Para Mouffe, é a reunião de todas as forças democráticas –trabalhadores, imigrantes, minorias etc.– que não se reveem no modelo neoliberal e na pós-democracia reinante.
Entendo o diagnóstico da autora. Parcialmente, concordo com ele. A globalização, como qualquer processo histórico revolucionário, provocou rupturas tecnológicas que atingiram duramente o “proletariado”.
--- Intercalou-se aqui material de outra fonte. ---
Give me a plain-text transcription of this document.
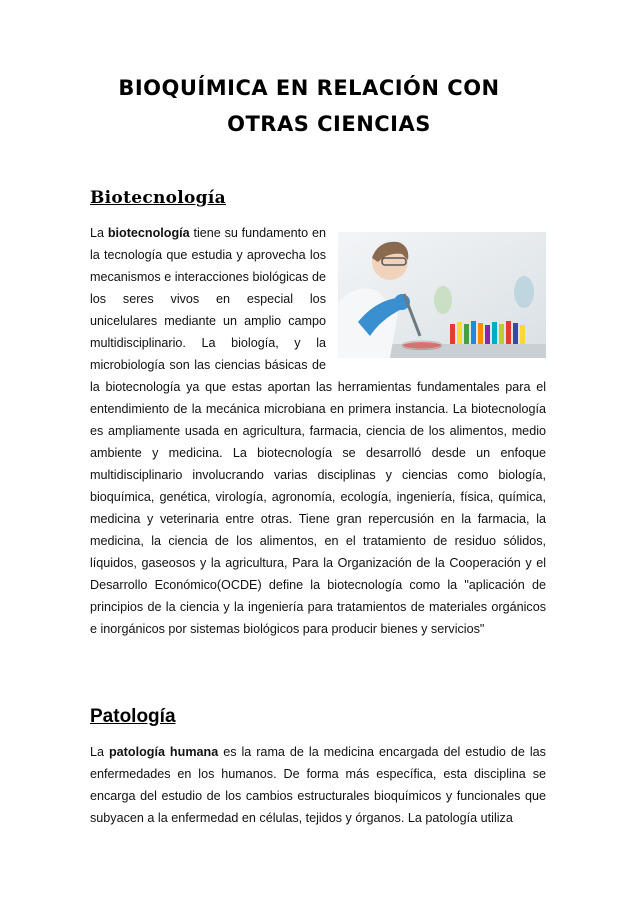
BIOQUÍMICA EN RELACIÓN CON
OTRAS CIENCIAS
Biotecnología

La biotecnología tiene su fundamento en la tecnología que estudia y aprovecha los mecanismos e interacciones biológicas de los seres vivos en especial los unicelulares mediante un amplio campo multidisciplinario. La biología, y la microbiología son las ciencias básicas de la biotecnología ya que estas aportan las herramientas fundamentales para el entendimiento de la mecánica microbiana en primera instancia. La biotecnología es ampliamente usada en agricultura, farmacia, ciencia de los alimentos, medio ambiente y medicina. La biotecnología se desarrolló desde un enfoque multidisciplinario involucrando varias disciplinas y ciencias como biología, bioquímica, genética, virología, agronomía, ecología, ingeniería, física, química, medicina y veterinaria entre otras. Tiene gran repercusión en la farmacia, la medicina, la ciencia de los alimentos, en el tratamiento de residuo sólidos, líquidos, gaseosos y la agricultura, Para la Organización de la Cooperación y el Desarrollo Económico(OCDE) define la biotecnología como la "aplicación de principios de la ciencia y la ingeniería para tratamientos de materiales orgánicos e inorgánicos por sistemas biológicos para producir bienes y servicios"

Patología

La patología humana es la rama de la medicina encargada del estudio de las enfermedades en los humanos. De forma más específica, esta disciplina se encarga del estudio de los cambios estructurales bioquímicos y funcionales que subyacen a la enfermedad en células, tejidos y órganos. La patología utiliza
Além disso, a pós-democracia, entendida como redução da soberania nacional e desvalorização dos parlamentos, é uma evidência na Europa. A União Europeia pode ter vários méritos, mas há uma sombra antidemocrática no funcionamento político da Europa que tem alimentado a abstenção e a revolta entre os eleitores. É preciso lembrar o brexit?
Acontece que a proposta de Mouffe tem várias contradições. A primeira delas é mais ou menos óbvia. Como conciliar na sua noção de “povo” interesses tão díspares?
Uma parte dos trabalhadores que hoje votam em Donald Trump ou Marine Le Pen o fazem, precisamente, contra as minorias que Mouffe pretende aglutinar. É um voto contra a imigração irrestrita, entendida também como ameaça econômica global.
Que tem o populismo de esquerda a dizer sobre esse assunto? Abram as fronteiras e tudo será perfeito?
Mas não só. Na narrativa de Mouffe, há duas datas que a autora ignora: o 11 de Setembro e a crise dos refugiados de 2015. Podemos dizer que a primeira data, pela reação militar que despertou a Ocidente, está diretamente relacionada com a segunda.
O populismo de direita é filho dessas duas datas e do sentimento de insegurança coletiva correspondente.
Que tem o populismo de esquerda a dizer sobre isso? O terrorismo é mera “islamofobia”?
Como sempre, Chantal Mouffe toca em temas essenciais, como o abandono do “proletariado” pela nova esquerda ou o momento pós-democrático na Europa.
Mas desconfio que ainda não é dessa vez que o populismo de direita tem um rival à altura.
*João Pereira Coutinho é escritor, doutor em ciência política pela Universidade Católica Portuguesa.